A ten-year-old child with leukemia has a large burn on her arm and the burn appears to be oily. The client states that she touched a hot pan, and her mother put cooking fat on it so it would not blister.
The nurse should
- A. document the findings in the chart.
- B. call the physician immediately to report the injury.
- C. teach the client that oil holds germs and makes infection more likely.
- D. wash the burn with soap and water to remove the oil.
Correct Answer: D
Rationale: Strategy: Answers are implementations. Determine the outcome of each answer choice.
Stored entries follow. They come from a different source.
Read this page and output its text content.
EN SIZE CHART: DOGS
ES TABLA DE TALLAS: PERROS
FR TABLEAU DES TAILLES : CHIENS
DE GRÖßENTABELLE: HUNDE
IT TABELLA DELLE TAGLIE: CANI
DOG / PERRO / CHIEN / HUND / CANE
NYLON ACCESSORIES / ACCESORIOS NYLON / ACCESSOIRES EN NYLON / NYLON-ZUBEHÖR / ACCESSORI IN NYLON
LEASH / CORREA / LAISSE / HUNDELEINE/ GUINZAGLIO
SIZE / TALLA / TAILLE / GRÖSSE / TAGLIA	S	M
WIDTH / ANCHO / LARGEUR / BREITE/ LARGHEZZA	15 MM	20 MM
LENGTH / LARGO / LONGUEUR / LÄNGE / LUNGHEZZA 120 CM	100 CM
Is it desired? (1) does not address the immediate problem of cleansing the wound (2) unnecessary (3) does not address the immediate problem of cleansing the wound (4) correct-because leukemic clients are immunosuppressed, they are more susceptible to infections; cooking fat applied to an open wound increases the possibility of infection; burns should be rinsed immediately with tap water to reduce the heat in the burn
An 18-year-old client with anorexia nervosa is admitted to the hospital.
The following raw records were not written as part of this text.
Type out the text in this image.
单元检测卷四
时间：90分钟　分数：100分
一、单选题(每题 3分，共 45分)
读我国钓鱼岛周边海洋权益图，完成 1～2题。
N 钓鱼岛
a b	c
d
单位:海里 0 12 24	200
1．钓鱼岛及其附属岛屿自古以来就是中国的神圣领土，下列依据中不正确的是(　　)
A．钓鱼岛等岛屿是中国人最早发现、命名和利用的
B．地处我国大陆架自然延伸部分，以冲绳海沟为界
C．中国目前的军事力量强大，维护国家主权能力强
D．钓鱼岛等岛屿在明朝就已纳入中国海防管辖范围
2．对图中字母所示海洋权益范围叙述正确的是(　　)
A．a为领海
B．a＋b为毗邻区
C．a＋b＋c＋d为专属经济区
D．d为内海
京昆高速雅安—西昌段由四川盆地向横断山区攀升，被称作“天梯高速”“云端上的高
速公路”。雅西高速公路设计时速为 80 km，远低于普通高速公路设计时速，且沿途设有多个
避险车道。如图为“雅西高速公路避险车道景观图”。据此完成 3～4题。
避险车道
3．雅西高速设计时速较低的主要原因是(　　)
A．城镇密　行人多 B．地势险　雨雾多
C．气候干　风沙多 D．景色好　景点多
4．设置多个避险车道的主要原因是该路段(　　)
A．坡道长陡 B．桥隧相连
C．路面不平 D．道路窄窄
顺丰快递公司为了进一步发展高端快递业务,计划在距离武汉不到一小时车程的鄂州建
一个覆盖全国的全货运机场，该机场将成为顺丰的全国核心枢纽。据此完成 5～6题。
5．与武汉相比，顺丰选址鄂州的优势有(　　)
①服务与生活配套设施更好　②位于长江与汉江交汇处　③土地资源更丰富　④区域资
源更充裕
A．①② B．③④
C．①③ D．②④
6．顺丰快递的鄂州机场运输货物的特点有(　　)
In planning to care for the client, the nurse would expect the client to
- A. view her appearance as 'skinny.'
- B. be hypoactive and withdrawn.
- C. want to talk about and plan her meals.
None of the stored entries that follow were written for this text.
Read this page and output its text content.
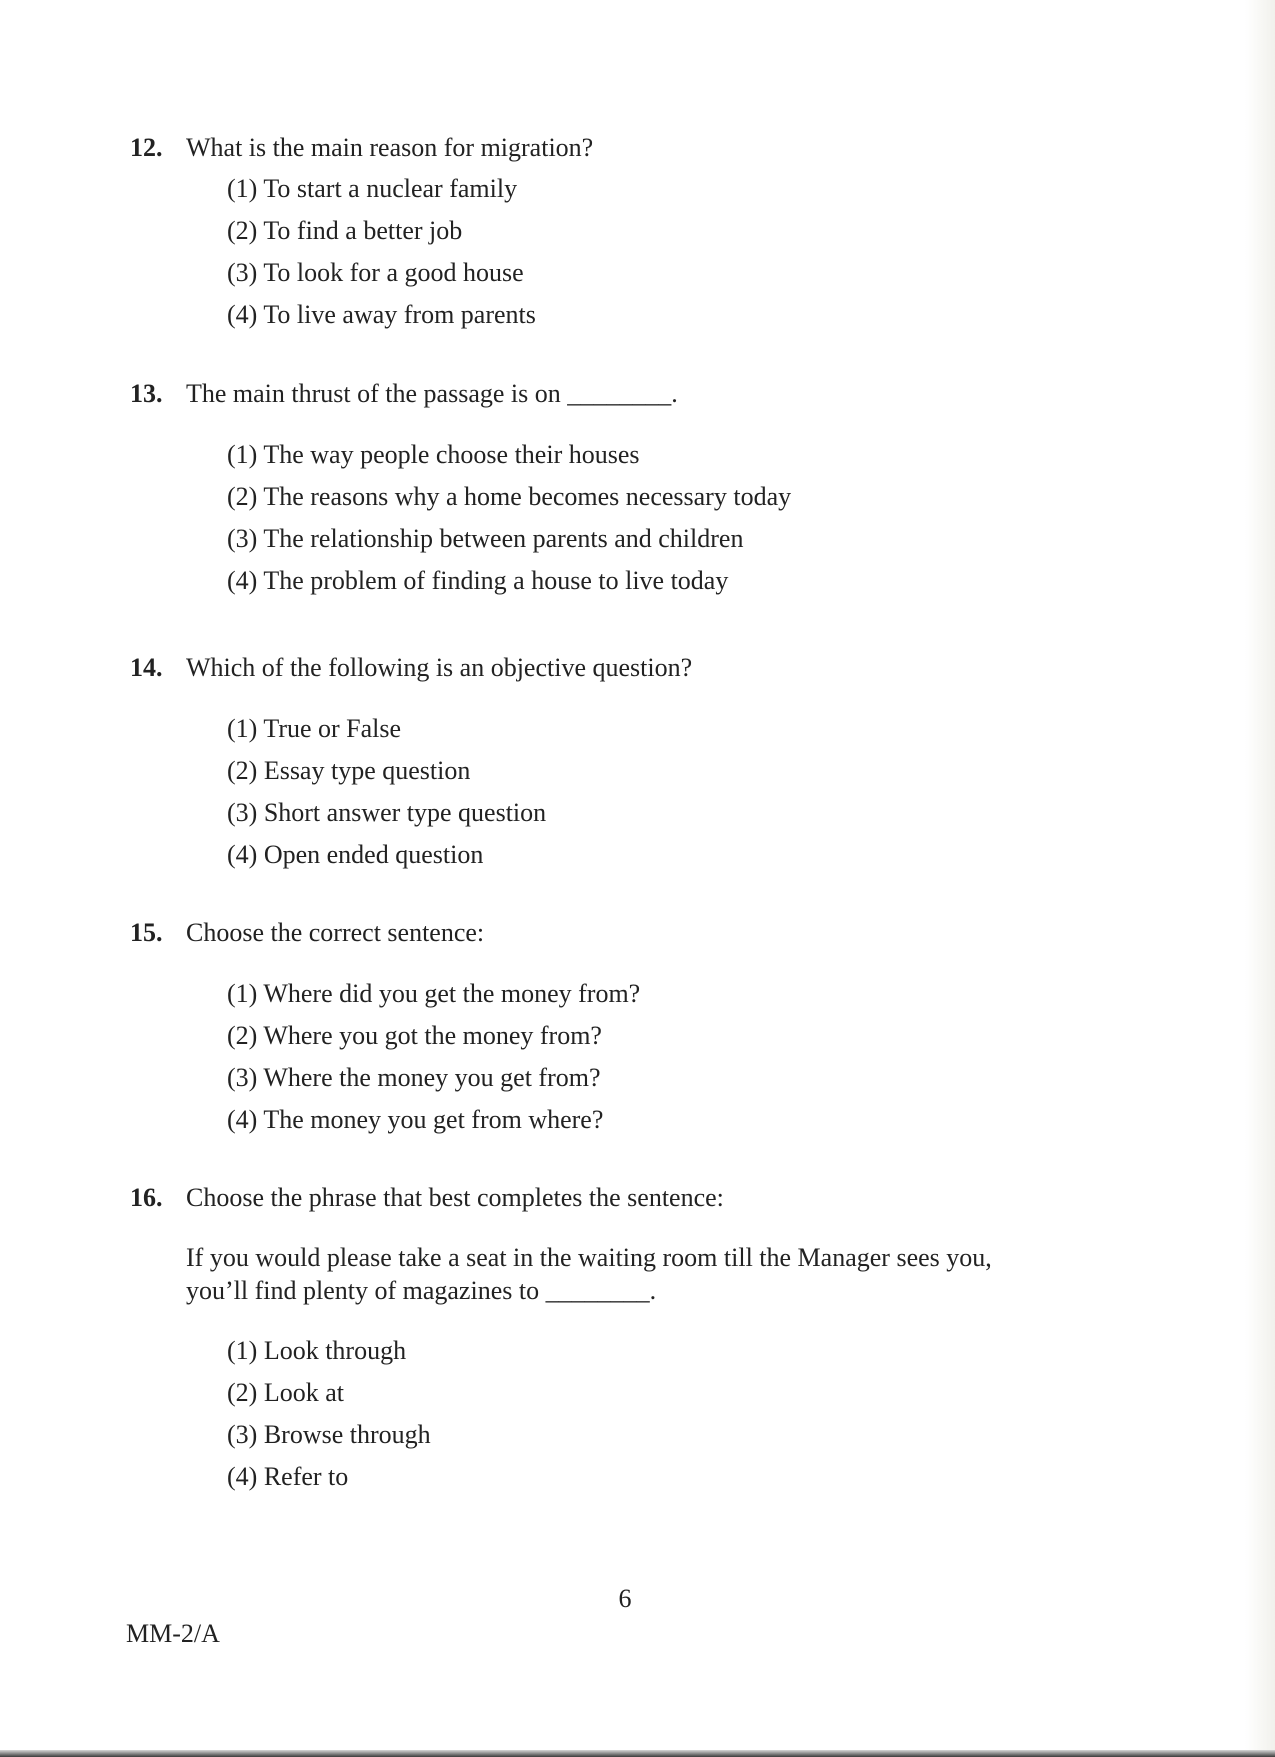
12. What is the main reason for migration?
(1) To start a nuclear family
(2) To find a better job
(3) To look for a good house
(4) To live away from parents
13. The main thrust of the passage is on ________.
(1) The way people choose their houses
(2) The reasons why a home becomes necessary today
(3) The relationship between parents and children
(4) The problem of finding a house to live today
14. Which of the following is an objective question?
(1) True or False
(2) Essay type question
(3) Short answer type question
(4) Open ended question
15. Choose the correct sentence:
(1) Where did you get the money from?
(2) Where you got the money from?
(3) Where the money you get from?
(4) The money you get from where?
16. Choose the phrase that best completes the sentence:
If you would please take a seat in the waiting room till the Manager sees you,
you’ll find plenty of magazines to ________.
(1) Look through
(2) Look at
(3) Browse through
(4) Refer to
6
MM-2/A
- D. have a close relationship with her mother.
Correct Answer: C
Rationale: Strategy: Determine how each answer choice relates to anorexia. (1) usually view their appearance as fat (2) inaccurate for client with anorexia nervosa (3) correct-display a marked preoccupation with food (4) inaccurate for client with anorexia nervosa
An adult client became incontinent while hospitalized. The client now drinks very little. The nurse understands that this is:
- A. a coping strategy.
- B. a defense mechanism.
- C. a way to not bother the nurse.
- D. regression.
Correct Answer: A
Rationale: Reduced fluid intake is a coping strategy to avoid incontinence, though it risks dehydration, reflecting an attempt to manage embarrassment.
The nurse is participating in a community health fair. As part of the assessments, the nurse should conduct a mental status examination when
- A. An individual displays restlessness
- B. There are obvious signs of depression
- C. Conducting any health assessment
- D. The resident reports memory lapses
Correct Answer: C
Rationale: Conducting any health assessment. A mental status examination is a critical part of baseline health assessments.